On dit un homme grand mais un un petit homme. Mais aussi un grand homme ou un homme mince
Autres exemples :
un grand chapeau
un chapeau étroit
un joyeux garçon
un garçon joyeux

Alors, l’adjectif devant ou derrière le nom ?

On trouve des explications très complètes sur le site très fourni et hétéroclite Au domicile des mots dits et écrits, dont une partie réservée à des objets plus pratiques, des outils langagiers et parmi ceux-ci L’ordre des adjectifs épithètes.

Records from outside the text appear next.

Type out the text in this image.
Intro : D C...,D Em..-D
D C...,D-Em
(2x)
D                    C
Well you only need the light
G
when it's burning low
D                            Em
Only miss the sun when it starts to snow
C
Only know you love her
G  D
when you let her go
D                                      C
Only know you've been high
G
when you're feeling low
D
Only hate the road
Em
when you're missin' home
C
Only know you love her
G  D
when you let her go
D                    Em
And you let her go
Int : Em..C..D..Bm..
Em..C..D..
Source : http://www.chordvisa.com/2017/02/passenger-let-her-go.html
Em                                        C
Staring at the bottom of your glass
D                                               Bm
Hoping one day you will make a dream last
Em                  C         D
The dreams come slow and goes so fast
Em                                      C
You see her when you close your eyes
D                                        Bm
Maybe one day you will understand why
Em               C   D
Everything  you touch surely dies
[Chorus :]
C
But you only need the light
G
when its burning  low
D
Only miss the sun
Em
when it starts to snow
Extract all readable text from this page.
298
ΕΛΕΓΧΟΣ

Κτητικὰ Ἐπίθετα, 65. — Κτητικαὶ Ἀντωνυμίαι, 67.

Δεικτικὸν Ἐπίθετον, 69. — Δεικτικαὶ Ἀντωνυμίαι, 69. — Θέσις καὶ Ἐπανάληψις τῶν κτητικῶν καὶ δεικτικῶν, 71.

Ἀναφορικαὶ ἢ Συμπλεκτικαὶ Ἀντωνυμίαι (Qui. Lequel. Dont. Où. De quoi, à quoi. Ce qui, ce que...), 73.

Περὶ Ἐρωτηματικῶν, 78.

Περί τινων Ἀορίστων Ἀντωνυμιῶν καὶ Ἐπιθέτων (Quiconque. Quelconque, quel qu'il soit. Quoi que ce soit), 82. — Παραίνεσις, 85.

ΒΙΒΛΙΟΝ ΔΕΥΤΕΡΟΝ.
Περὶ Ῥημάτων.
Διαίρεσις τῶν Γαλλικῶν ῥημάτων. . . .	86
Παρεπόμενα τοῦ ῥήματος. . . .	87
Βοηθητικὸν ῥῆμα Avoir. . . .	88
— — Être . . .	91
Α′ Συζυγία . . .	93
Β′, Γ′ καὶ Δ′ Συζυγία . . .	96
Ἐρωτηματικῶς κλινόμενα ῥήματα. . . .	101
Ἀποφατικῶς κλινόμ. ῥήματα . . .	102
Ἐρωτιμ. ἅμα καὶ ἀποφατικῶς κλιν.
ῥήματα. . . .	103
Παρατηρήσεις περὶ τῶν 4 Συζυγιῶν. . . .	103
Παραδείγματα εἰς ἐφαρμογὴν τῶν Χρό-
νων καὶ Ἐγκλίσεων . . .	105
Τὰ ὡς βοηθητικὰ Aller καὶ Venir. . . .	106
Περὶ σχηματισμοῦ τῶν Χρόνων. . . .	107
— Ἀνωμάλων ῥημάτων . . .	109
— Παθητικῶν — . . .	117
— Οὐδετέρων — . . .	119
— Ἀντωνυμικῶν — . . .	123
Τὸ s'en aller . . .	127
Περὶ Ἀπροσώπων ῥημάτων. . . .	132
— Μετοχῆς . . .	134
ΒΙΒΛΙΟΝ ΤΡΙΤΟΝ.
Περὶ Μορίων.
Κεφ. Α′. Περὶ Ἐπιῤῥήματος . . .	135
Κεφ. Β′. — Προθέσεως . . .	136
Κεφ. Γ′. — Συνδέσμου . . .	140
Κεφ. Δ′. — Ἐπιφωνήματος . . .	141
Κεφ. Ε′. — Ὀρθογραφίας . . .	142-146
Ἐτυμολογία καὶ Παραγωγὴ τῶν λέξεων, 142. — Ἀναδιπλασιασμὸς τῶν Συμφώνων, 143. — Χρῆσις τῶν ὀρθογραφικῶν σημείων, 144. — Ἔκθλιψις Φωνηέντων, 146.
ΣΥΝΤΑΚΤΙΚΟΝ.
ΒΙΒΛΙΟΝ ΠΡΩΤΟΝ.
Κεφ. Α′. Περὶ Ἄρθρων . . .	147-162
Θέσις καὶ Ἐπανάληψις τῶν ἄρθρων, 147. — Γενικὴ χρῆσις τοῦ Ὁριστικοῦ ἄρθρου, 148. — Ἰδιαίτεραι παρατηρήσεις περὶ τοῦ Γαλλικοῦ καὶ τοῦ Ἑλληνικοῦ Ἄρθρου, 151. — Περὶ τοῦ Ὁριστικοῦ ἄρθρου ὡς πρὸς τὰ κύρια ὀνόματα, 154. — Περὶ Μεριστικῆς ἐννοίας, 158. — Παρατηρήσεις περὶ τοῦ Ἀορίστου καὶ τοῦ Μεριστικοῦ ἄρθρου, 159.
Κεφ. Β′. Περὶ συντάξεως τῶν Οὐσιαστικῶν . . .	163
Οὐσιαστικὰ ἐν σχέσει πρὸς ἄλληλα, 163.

Cet article détaille donc les règles qui font qu’on place l’adjectif tantôt devant, tantôt derrière. On y apprend qu’il n’y a pas de règles précises en général. Extraits :

« Seuls les adjectifs suivants ont une place fixe après le nom : – les adjectifs de relation (le Conseil régional, la République française) ; – de couleur (le Chat noir, l’Armée rouge) ; – ou qui indiquent une forme (la Maison carrée, le Salon ovale).

Les adjectifs qui peuvent se rapporter à un jugement de plus de deux syllabes se placent après le verbe si leur sens est objectif : « le petit chat stupide ». On les prend comme des expressions complètes. Devant le nom, l’adjectif sera subjectif, lié au point de vue du locuteur ou au sentiment qu’il veut communiquer au lecteur : « le stupide petit chat ».

Voici une liste d’adjectifs courts qui sont le plus souvent antéposés par ordre décroissant de fréquence : petit, moindre, vieux, bon, meilleur, grand, joli, autre, mauvais, pire, jeune, gros, beau. Pourquoi ceux-là ? Ces adjectifs très fréquents ont conservé pour l’essentiel l’ordre de l’ancien français sauf dans des usages régionaux et des expressions figées.

[...]

« le petit chat stupide » : petit est disyllabique et est l’adjectif le plus souvent antéposé ; stupide est plutôt polysyllabique. « le stupide petit chat » : l’emploi de petit se rapporte à un groupe complet petit chat qui est assez objectif, la place de petit ne change pas car c’est ce qui est déjà connu ; stupide, au contraire, vient porter un jugement sur l’ensemble de ce groupe. « le beau petit chat » ne peut devenir « le petit beau chat » sauf à vouloir faire un effet de style : beau contient plus le jugement que petit. Il doit exister une hiérarchie parmi les adjectifs courts, mais cette hiérarchie peut être contredite par les changements de sens selon la place. »

À voir une liste de Quelques adjectifs qui changent de sens selon leur place.

Perso, j’aime bien :

  • une légère pensée, une pensée légère
  • ma propre chemise, ma chemise propre

Toujours sur ce site, on trouve aussi un article sur Les attributs de caractère qui détaille la manière d’utiliser le soulignement, l’italique, le gras, les capitales ou les guillemets, où il est conseillé d’éviter dans tous les cas le mélange de ces différents styles ou caractères : ça ne sert à rien d’employer à la fois LES CAPITALES, LE SOULIGNEMENT, L’ITALIQUE ET LE GRAS.